Thursday, August 16, 2012

Is Romney a Realist or an Idealist?


Where I come from," Paul Ryan told a New Hampshire town-hall meeting audience the week before the Republican National Convention, "overseas ... means Lake Superior." It was a joke, and a self-deprecating one at that, a quality always to be welcomed in politicians. Ryan was talking about a substantial issue: the fact that Canada had lowered its corporate tax rate to 15%. But still, there were unfortunate echoes of Sarah Palin's citation of Alaska's proximity to Russia as a foreign policy credential. And it brought attention to a curious fact about the 2012 Republican ticket: Ryan and Mitt Romney have the least foreign-policy and national-security experience of any ticket, for either party, in the 10 presidential campaigns I've covered. (As Michael Cohen pointed out in Foreign Policy, they have the least overseas experience of any ticket since Thomas Dewey and Earl Warren in 1948.)

The New Hampshire event was a joint appearance by the two Republican candidates, and it was striking: apart from a passing reference by Romney to the need for American military strength, neither candidate mentioned foreign policy in his stump speech. It was also notable that on the day the Todd Akin "legitimate rape" controversy broke, neither candidate mentioned any of the social issues that so dominated the Republican primaries--but that's another story. Or maybe it isn't: when Romney finally was asked about foreign policy during the question-and-answer period, he struck a more moderate tone than he did during the primaries. His remarks about Afghanistan, Israel and Iran were reassuringly unexceptional; his criticism of the President was mild. His slouch toward the center proceeds apace.

Ryan tended to be more critical of Obama--and more naive. He criticized the President for removing troops in the midst of the Afghan fighting season, which sounds serious but actually reflects a strategic decision not to use force-intensive counterinsurgency tactics in the eastern sector of the country. He also was more pointed than Romney, on this day at least, in accusing Obama of pulling out of Afghanistan for domestic political reasons. By contrast, Romney sounded very much like the man he was running against: the goal, he said, was to transfer power from our military to the Afghans as quickly as possible and to be sure that terrorists don't retake control of the country and use it as a launching pad for attacks against the U.S.

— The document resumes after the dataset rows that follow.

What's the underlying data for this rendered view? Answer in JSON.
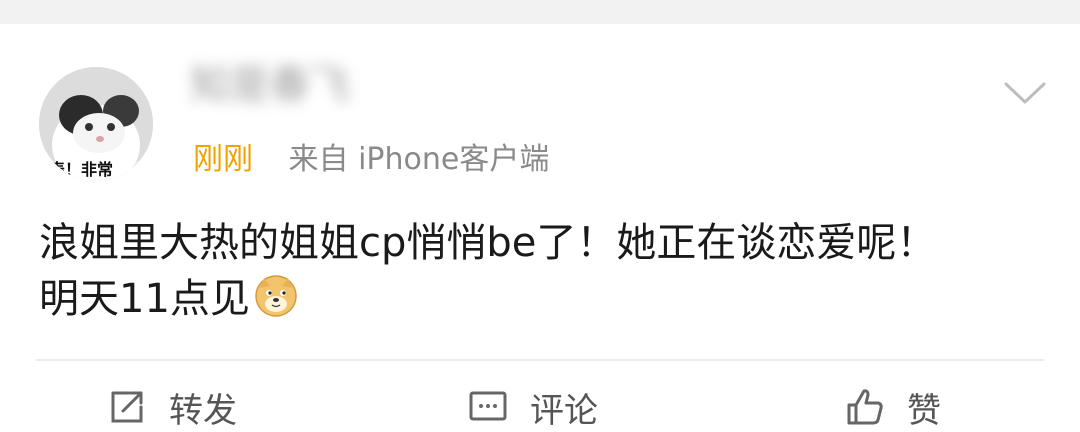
{
  "post": {
    "username": "知是春飞",
    "time": "刚刚",
    "source": "来自 iPhone客户端",
    "avatar_caption": "表！非常"
  },
  "content": {
    "line1": "浪姐里大热的姐姐cp悄悄be了！她正在谈恋爱呢！",
    "line2": "明天11点见"
  },
  "actions": {
    "repost_label": "转发",
    "comment_label": "评论",
    "like_label": "赞"
  },
  "icons": {
    "menu": "chevron-down-icon",
    "repost": "share-icon",
    "comment": "comment-icon",
    "like": "thumbs-up-icon",
    "emoji": "doge-emoji-icon"
  },
  "colors": {
    "time": "#f0a200",
    "source": "#8a8a8a",
    "text": "#1a1a1a",
    "divider": "#ececec"
  }
}
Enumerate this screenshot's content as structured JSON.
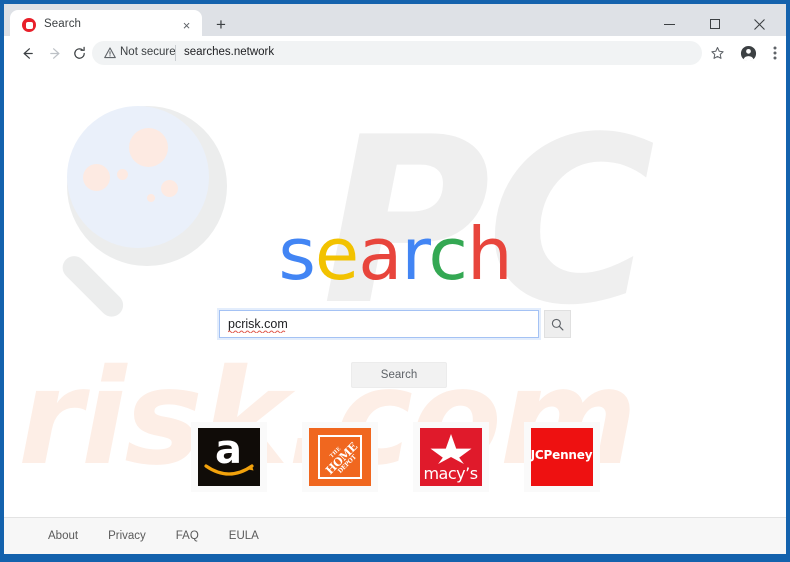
{
  "browser": {
    "tab": {
      "title": "Search",
      "favicon": "red-ring-favicon",
      "close_label": "×"
    },
    "new_tab_label": "+",
    "window_controls": {
      "minimize": "minimize-icon",
      "maximize": "maximize-icon",
      "close": "✕"
    },
    "nav": {
      "back": "back-arrow-icon",
      "forward": "forward-arrow-icon",
      "reload": "reload-icon"
    },
    "omnibox": {
      "security_label": "Not secure",
      "security_icon": "warning-triangle-icon",
      "url": "searches.network"
    },
    "toolbar_icons": {
      "bookmark": "star-icon",
      "profile": "account-avatar-icon",
      "menu": "three-dot-menu-icon"
    }
  },
  "page": {
    "watermarks": {
      "brand_top": "PC",
      "brand_bottom": "risk.com"
    },
    "logo": {
      "letters": [
        {
          "char": "s",
          "color": "#4285f4"
        },
        {
          "char": "e",
          "color": "#f2c200"
        },
        {
          "char": "a",
          "color": "#e8453c"
        },
        {
          "char": "r",
          "color": "#4285f4"
        },
        {
          "char": "c",
          "color": "#34a853"
        },
        {
          "char": "h",
          "color": "#e8453c"
        }
      ]
    },
    "search": {
      "value": "pcrisk.com",
      "placeholder": "",
      "go_icon": "magnifier-icon",
      "button_label": "Search"
    },
    "tiles": [
      {
        "name": "Amazon",
        "letter": "a",
        "bg": "#100c08",
        "style": "amazon"
      },
      {
        "name": "The Home Depot",
        "line1": "THE",
        "line2": "HOME",
        "line3": "DEPOT",
        "bg": "#f0671f",
        "style": "homedepot"
      },
      {
        "name": "Macy's",
        "word": "macy’s",
        "bg": "#e01a2b",
        "style": "macys"
      },
      {
        "name": "JCPenney",
        "word": "JCPenney",
        "bg": "#ee1111",
        "style": "jcpenney"
      }
    ],
    "footer_links": [
      {
        "label": "About"
      },
      {
        "label": "Privacy"
      },
      {
        "label": "FAQ"
      },
      {
        "label": "EULA"
      }
    ]
  }
}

On Israel, Romney said it was best to keep disagreements with friends private--a reference to Obama's public dispute with Prime Minister Benjamin Netanyahu over Israeli settlement expansion, an episode the President has told me he handled badly during his first year in office. On Iran, Romney said he was happy that "crippling sanctions" were finally being imposed, but he steered clear of the latest, bellicose neoconservative idea--that Congress should pass a resolution authorizing the use of force in Iran. Indeed, I imagine that the neocon subset of the Republican Party will be upset by the mildness of Romney's New Hampshire remarks and by the fact that Romney has selected the estimable foreign policy realist Robert Zoellick to lead his transition team's search for national security talent.


This is the essential foreign policy question for Romney: Will he be a realist on the model of George H.W. Bush, who was the most adept foreign policy President since Eisenhower, or will he follow the intemperate, ill-considered idealism of George W. Bush, especially during the Dick Cheney--dominated first term? In a way, neoconservatism is the Republican foreign policy equivalent of supply-side economics. It has been tried and failed. The aggressive aspects of the doctrine--which provided the intellectual rationale for the war in Iraq--seem a form of myopic neocolonialism now. And the vagaries of the Arab Spring have demolished the broad-brush neoconservative idealism of George W. Bush's "freedom agenda." The reality of today's world is doctrine-averse. Diplomacy and the use of force must be subtle, most often multilateral and attentive to the facts of a rapidly changing world rather than to some overweening ideology.

There is likely to be an immediate foreign policy challenge to both Romney and Obama this fall. The nuclear talks with Iran, recessed during the past month of Ramadan, are reaching a climax. There is an implicit deal on the table: Iran opens the doors to all its nuclear facilities, closes down its Qum operation and agrees to stop producing highly enriched uranium in return for the right to enrich uranium for civilian power plants. If Iran accepts this deal, what does Romney do? If Iran rejects this deal, what does Obama do? It's not impossible that foreign policy, an afterthought in the race so far, will move dramatically to center stage come October.